What’s the highest pass of the Pamir Highway?

Set high in the Pamir Mountains, the road to the summit, also known as Pereval Akbaytal, is the defiant M41 road, informally and more commonly known as the Pamir Highway. At this altitude, it's the highest point of this infamous route, sometimes referred to as “The Road from Hell”. This part of the Pamir Highway (M41) heads to Murgab through the Muzkul Mountains, and it is the highest pass in the former USSR.

When was the road through Ak-Baital Pass built?

The road through the pass was built during Soviet times to connect parts of their imperium in this region. Since the breakdown and Central Asia’s independence, not much coherent maintenance has been done to the road, only in spots where damage has been caused by flash floods or scree.

Is the road through Ak-Baital Pass unpaved?
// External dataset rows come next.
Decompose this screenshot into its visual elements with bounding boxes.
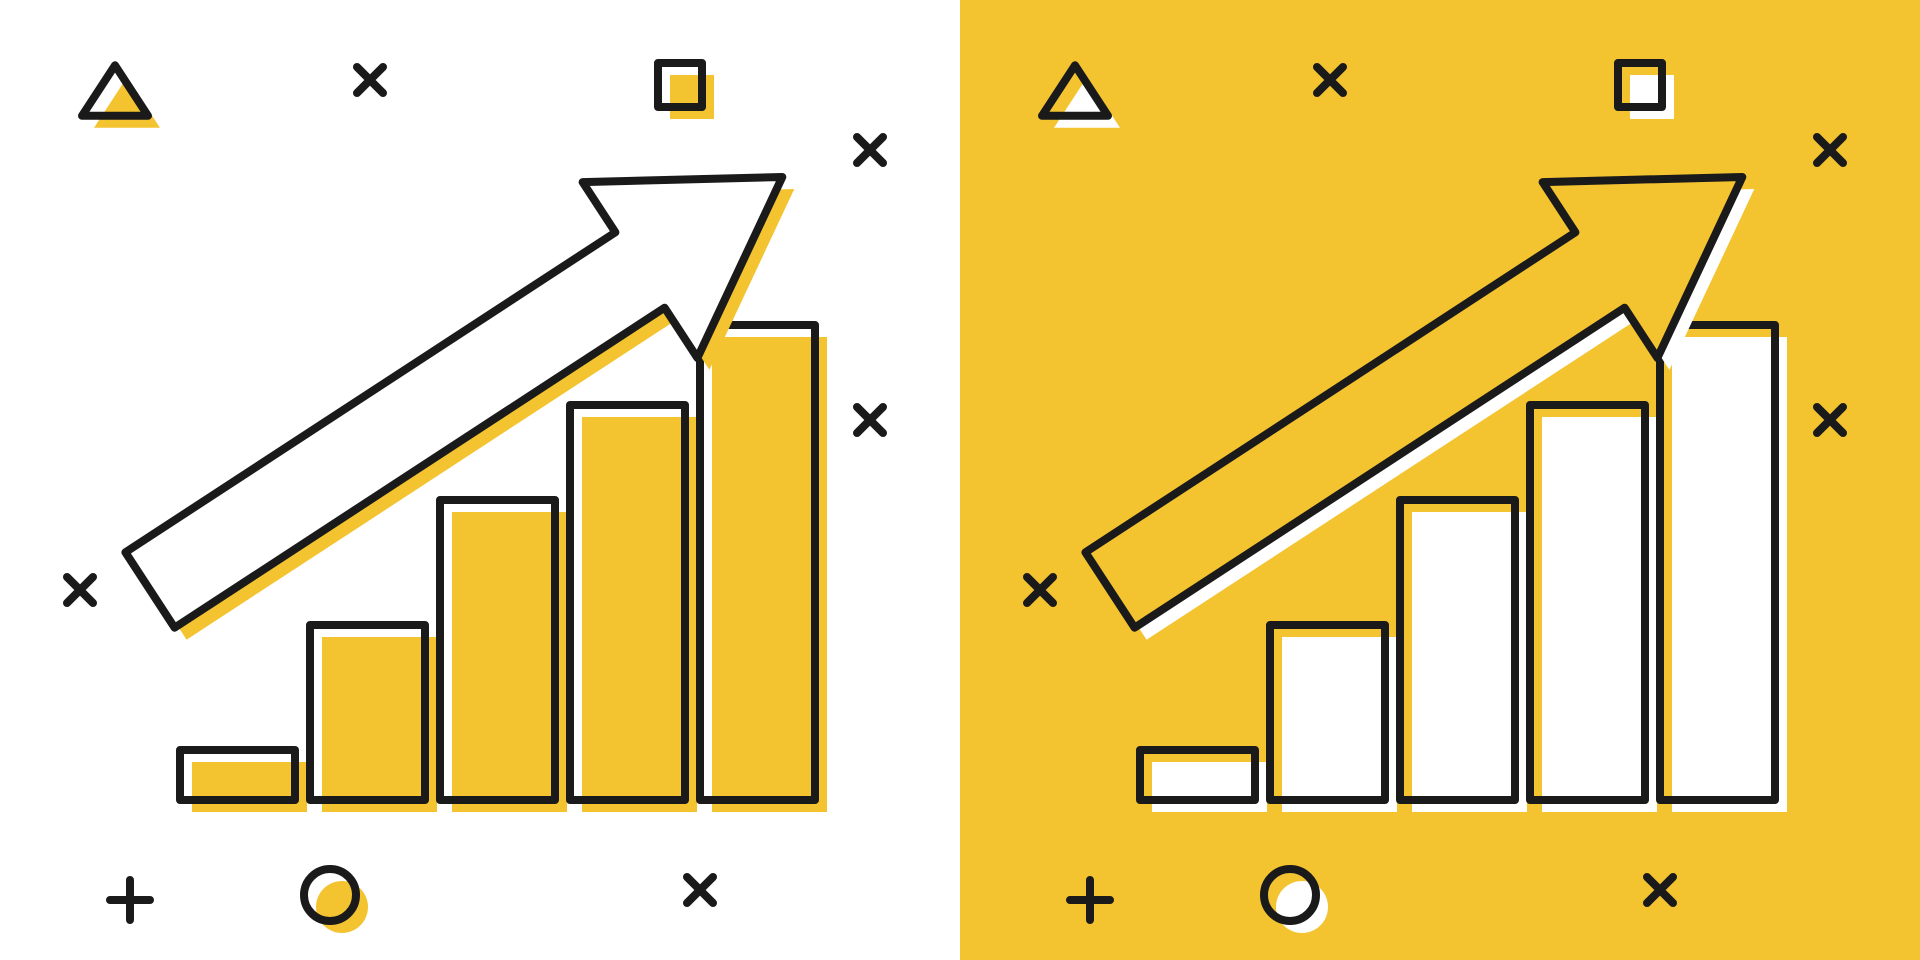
bar-fill-2 — [1412, 512, 1527, 812]
square-fill-icon — [670, 75, 714, 119]
bar-fill-4 — [712, 337, 827, 812]
bar-fill-3 — [1542, 417, 1657, 812]
circle-fill-icon — [316, 881, 368, 933]
bar-fill-0 — [1152, 762, 1267, 812]
bar-fill-2 — [452, 512, 567, 812]
bar-fill-4 — [1672, 337, 1787, 812]
bar-fill-1 — [1282, 637, 1397, 812]
circle-fill-icon — [1276, 881, 1328, 933]
bar-fill-0 — [192, 762, 307, 812]
square-fill-icon — [1630, 75, 1674, 119]
growth-chart-panel-dark — [960, 0, 1920, 960]
bar-fill-3 — [582, 417, 697, 812]
bar-fill-1 — [322, 637, 437, 812]
growth-chart-panel-light — [0, 0, 960, 960]
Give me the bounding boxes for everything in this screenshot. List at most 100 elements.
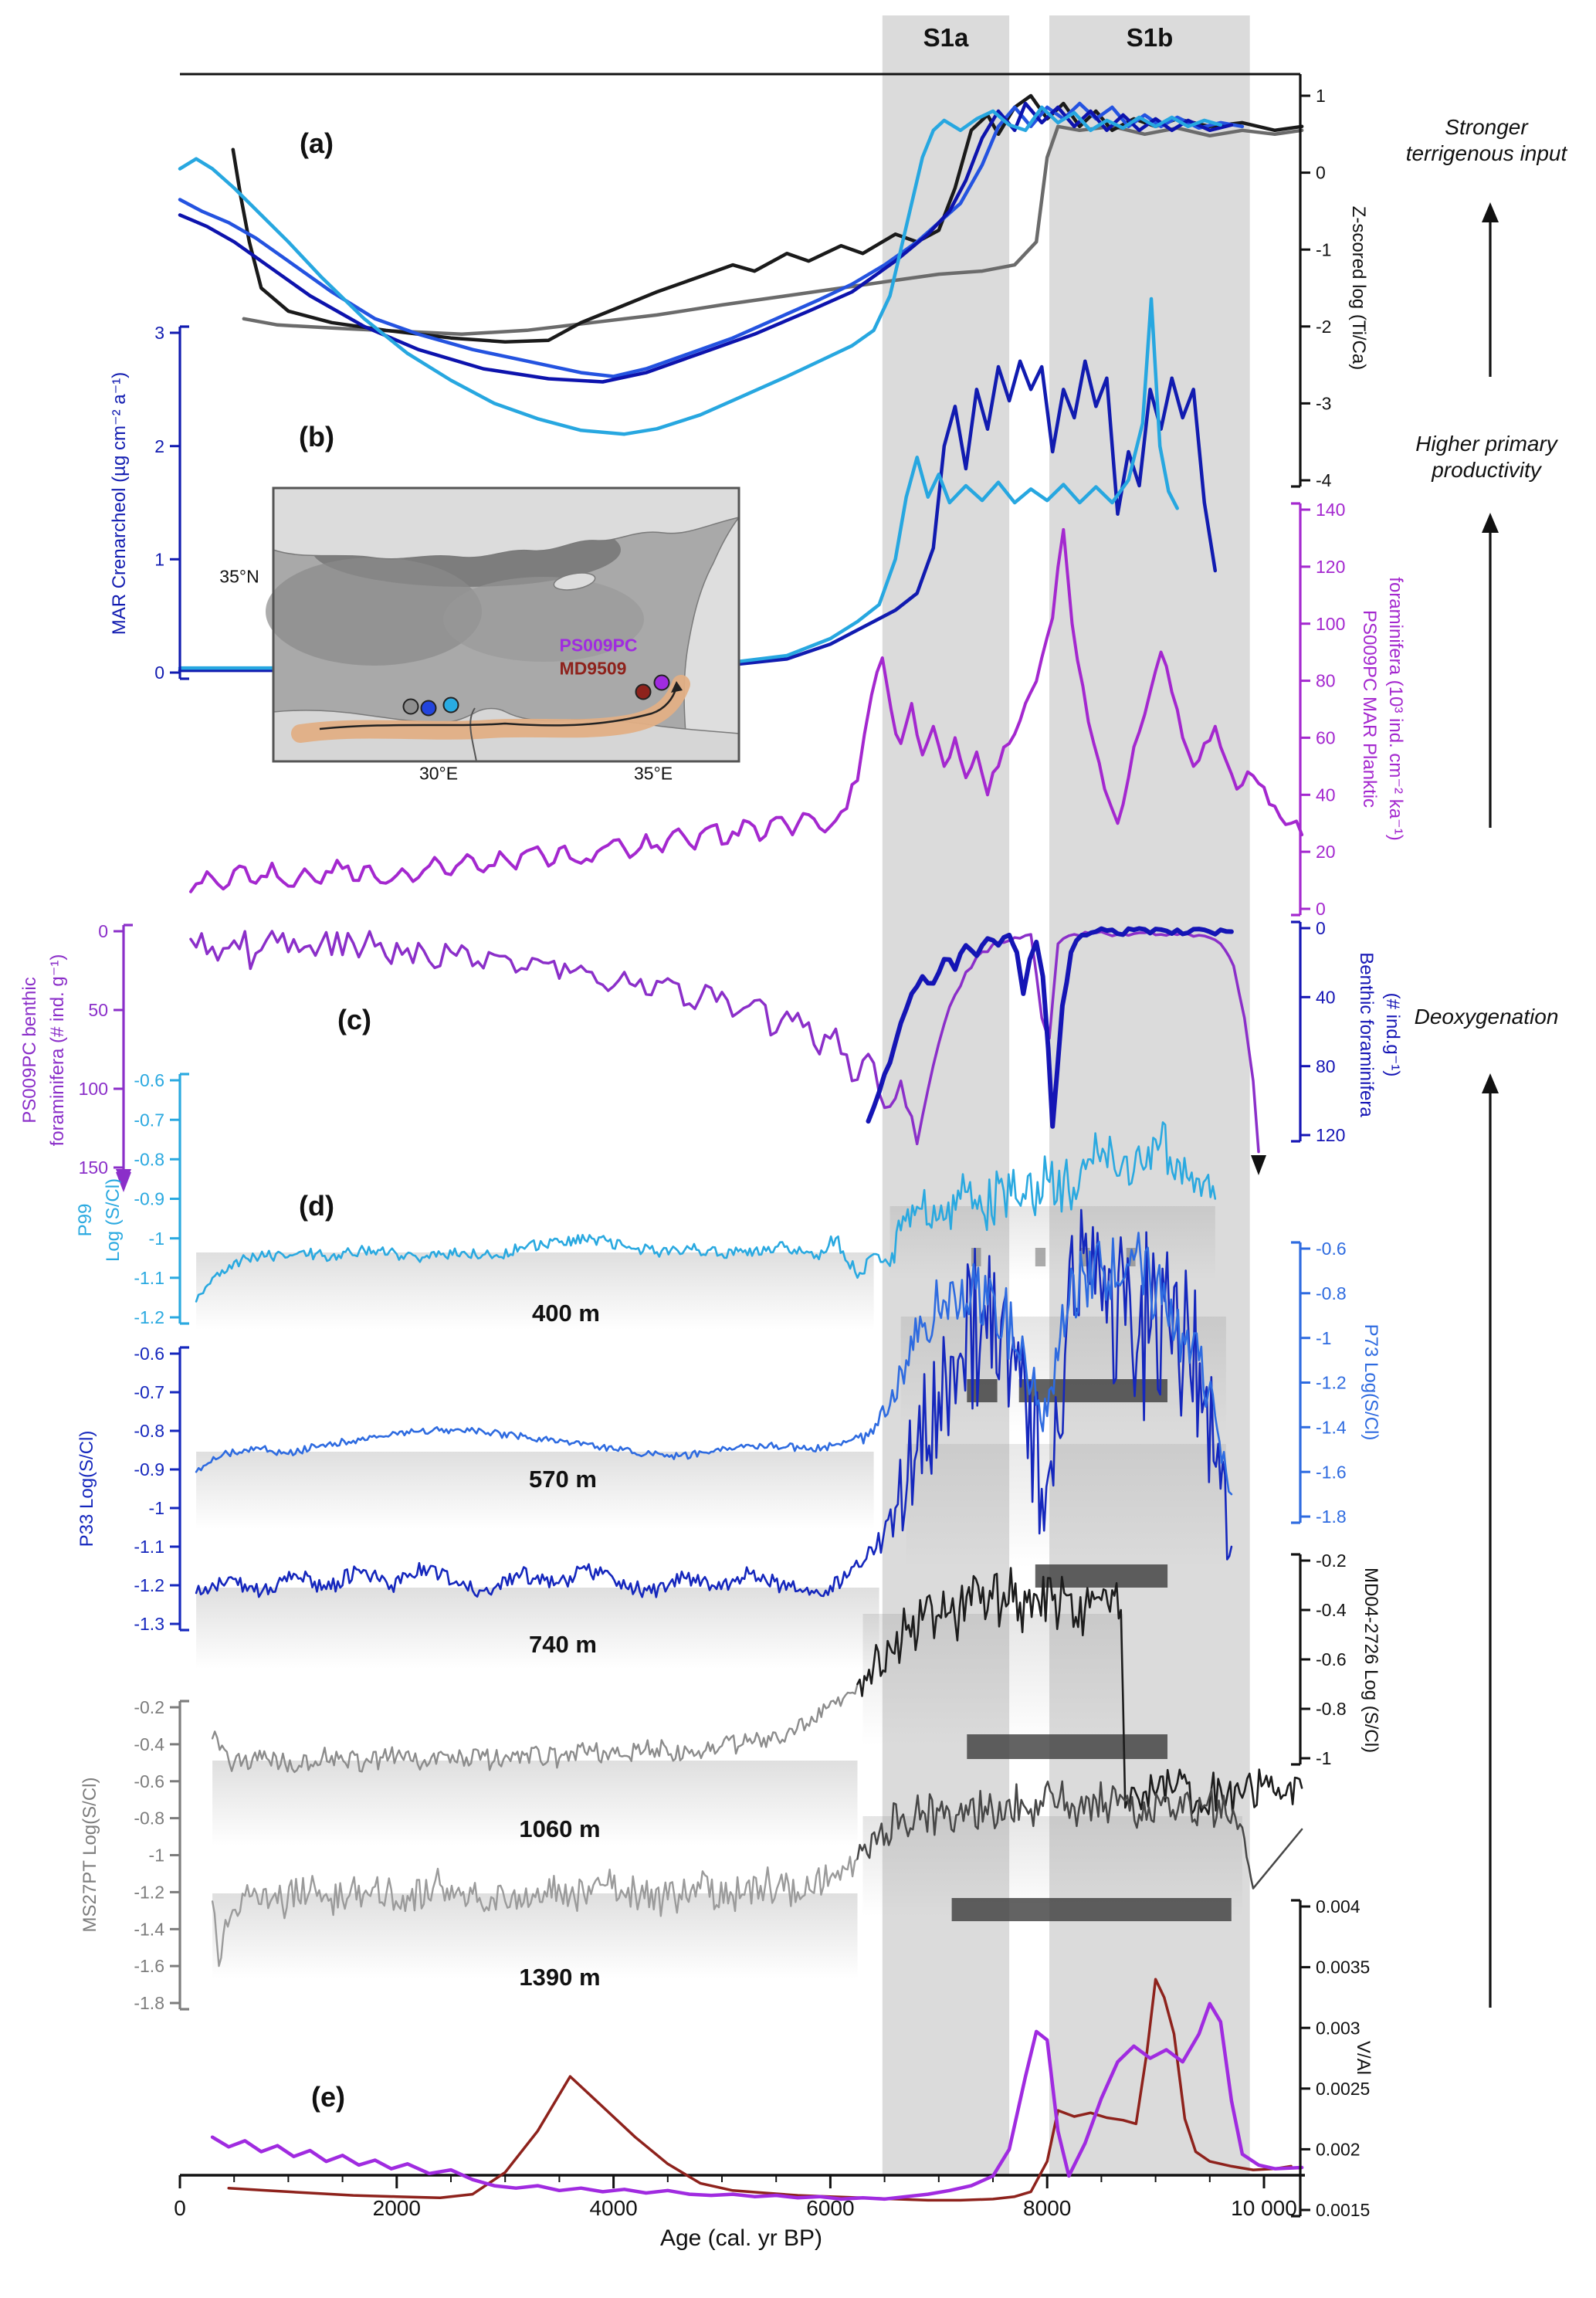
tick-label-cren: 3 [154,323,164,343]
axis-label-p33: P33 Log(S/Cl) [76,1431,97,1547]
tick-label-planktic: 0 [1316,899,1326,919]
depth-label-400m: 400 m [532,1300,600,1327]
x-tick-label: 2000 [373,2196,421,2220]
map-sediment-band [291,675,690,743]
map-nile [469,707,477,762]
x-tick-label: 0 [174,2196,186,2220]
map-arrowhead-icon [671,681,683,693]
offscale-arrow-down-icon [1251,1155,1266,1175]
axis-label-planktic: foraminifera (10³ ind. cm⁻² ka⁻¹) [1385,577,1406,840]
series-md04-1060m-early [211,1683,859,1774]
tick-label-p33: -1.2 [134,1575,164,1595]
map-site-dot [402,698,419,715]
tick-label-tica: -2 [1316,317,1331,337]
tick-label-bbenthic: 80 [1316,1056,1336,1076]
tick-label-p99: -0.7 [134,1110,164,1130]
shading-fade [862,1614,1123,1745]
map-site-dot [653,674,670,691]
tick-label-p73: -1 [1316,1328,1331,1348]
tick-label-ms27pt: -1.4 [134,1919,164,1939]
tick-label-p73: -1.8 [1316,1507,1347,1527]
x-tick-label: 4000 [589,2196,637,2220]
tick-label-p73: -1.4 [1316,1417,1347,1437]
series-val-darkred [227,1978,1293,2202]
annotation-primary-productivity: Higher primary productivity [1415,432,1557,483]
axis-label-bbenthic: (# ind.g⁻¹) [1382,993,1403,1077]
tick-label-p73: -1.6 [1316,1462,1347,1482]
tick-label-p73: -1.2 [1316,1373,1347,1393]
tick-label-p73: -0.8 [1316,1283,1347,1303]
series-p33-740m [195,1208,1233,1598]
axis-label-pbenthic: foraminifera (# ind. g⁻¹) [47,954,68,1147]
map-land-anatolia [273,487,740,560]
axis-label-md04: MD04-2726 Log (S/Cl) [1360,1568,1381,1753]
tick-label-p33: -1 [149,1498,164,1518]
tick-label-pbenthic: 0 [98,921,108,941]
series-val-purple [210,2001,1304,2201]
shading-fade [196,1588,879,1669]
tick-label-val: 0.0025 [1316,2079,1370,2099]
tick-label-pbenthic: 100 [79,1079,108,1099]
tick-label-planktic: 140 [1316,500,1345,520]
tick-label-p99: -0.6 [134,1070,164,1090]
panel-label-a: (a) [300,127,334,159]
tick-label-p33: -0.6 [134,1344,164,1364]
tick-label-p33: -1.3 [134,1614,164,1634]
axis-val: 0.004 0.0035 0.003 0.0025 0.002 0.0015 V/Al [1291,1896,1374,2220]
series-p99-400m [195,1121,1217,1303]
panel-label-c: (c) [337,1004,371,1035]
annotation-arrow-up-icon [1482,202,1499,222]
interval-bar [1080,1248,1090,1266]
tick-label-md04: -0.6 [1316,1649,1347,1669]
tick-label-ms27pt: -1.2 [134,1882,164,1902]
tick-label-planktic: 120 [1316,557,1345,577]
tick-label-p33: -0.9 [134,1459,164,1479]
axis-md04: -0.2 -0.4 -0.6 -0.8 -1 MD04-2726 Log (S/Cl) [1291,1551,1381,1768]
axis-pbenthic: 0 50 100 150 PS009PC benthic foraminifera (# … [19,921,133,1192]
axis-ms27pt: -0.2 -0.4 -0.6 -0.8 -1 -1.2 -1.4 -1.6 -1.8 MS27PT… [80,1697,189,2013]
axis-label-bbenthic: Benthic foraminifera [1356,952,1377,1117]
tick-label-tica: 0 [1316,163,1326,183]
tick-label-md04: -1 [1316,1748,1331,1768]
axis-label-tica: Z-scored log (Ti/Ca) [1348,206,1369,370]
axis-label-planktic: PS009PC MAR Planktic [1359,610,1380,808]
map-label-35n: 35°N [219,566,259,587]
tick-label-val: 0.002 [1316,2139,1360,2159]
tick-label-p99: -1.1 [134,1268,164,1288]
tick-label-cren: 0 [154,663,164,683]
map-cyprus [553,572,596,591]
tick-label-ms27pt: -1.6 [134,1956,164,1976]
map-site-dot [442,697,459,713]
axis-label-cren: MAR Crenarcheol (µg cm⁻² a⁻¹) [109,372,130,636]
tick-label-ms27pt: -0.4 [134,1734,164,1754]
tick-label-md04: -0.8 [1316,1699,1347,1719]
series-p73-570m [195,1232,1233,1496]
tick-label-planktic: 80 [1316,671,1336,691]
map-label-ps009pc: PS009PC [559,635,638,656]
tick-label-val: 0.004 [1316,1896,1360,1917]
map-label-30e: 30°E [418,763,459,784]
map-label-md9509: MD9509 [559,658,627,679]
tick-label-pbenthic: 50 [88,1000,108,1020]
x-axis-title: Age (cal. yr BP) [659,2225,823,2251]
axis-planktic: 0 20 40 60 80 100 120 140 PS009PC MAR Planktic fo… [1291,500,1406,919]
tick-label-ms27pt: -1.8 [134,1993,164,2013]
depth-label-1060m: 1060 m [519,1815,601,1842]
tick-label-p99: -1 [149,1229,164,1249]
axis-p73: -0.6 -0.8 -1 -1.2 -1.4 -1.6 -1.8 P73 Log(S/Cl) [1291,1239,1381,1527]
shading-fade [906,1444,1226,1568]
shading-fade [196,1452,874,1529]
series-ms27pt-1390m-late [856,1780,1303,1890]
tick-label-planktic: 40 [1316,785,1336,805]
tick-label-ms27pt: -0.2 [134,1697,164,1717]
offscale-arrow-down-icon [116,1169,131,1189]
tick-label-bbenthic: 0 [1316,918,1326,938]
depth-label-570m: 570 m [529,1466,597,1493]
tick-label-tica: -4 [1316,470,1332,490]
axis-label-p99: Log (S/Cl) [103,1178,124,1262]
interval-bar [951,1898,1232,1921]
map-basin-west [266,558,482,666]
tick-label-tica: -1 [1316,239,1331,259]
axis-label-p99: P99 [75,1204,96,1237]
The roadway is paved in some areas but is mostly unpaved. This section of the road is barely passable. Throughout the area, the land is typically rugged and dry. Construction and maintenance levels vary substantially along the highway. This is a hard climb even for 4-wheel-drive vehicles and can produce a headache and difficulty breathing. The dusty roads and constant wind mean that you get a bunged-up nose which makes it harder to breathe, and just getting in and out of the vehicle is hard work. The road is heavily damaged in places by erosion, earthquakes, landslides, and avalanches.

How’s the road through Ak-Baital Pass?

The pass will get you closer to the moon than perhaps you’ve ever been, and not just because of the head-swimming altitude–the landscape is lunar barren and otherworldly, though a little wetter than the earth’s orbiting rock – beautiful blue water lakes bejewel the area, the best being the haunting deep of a lifeless Lake Karakul. Traveling through here is like a trip to a parallel world, where the landscape is bigger, bolder, and infused with the eerie, all under the high, wide presence of a brilliant blue sky. Along the way, you may be lucky to see a few yaks wandering around by the road.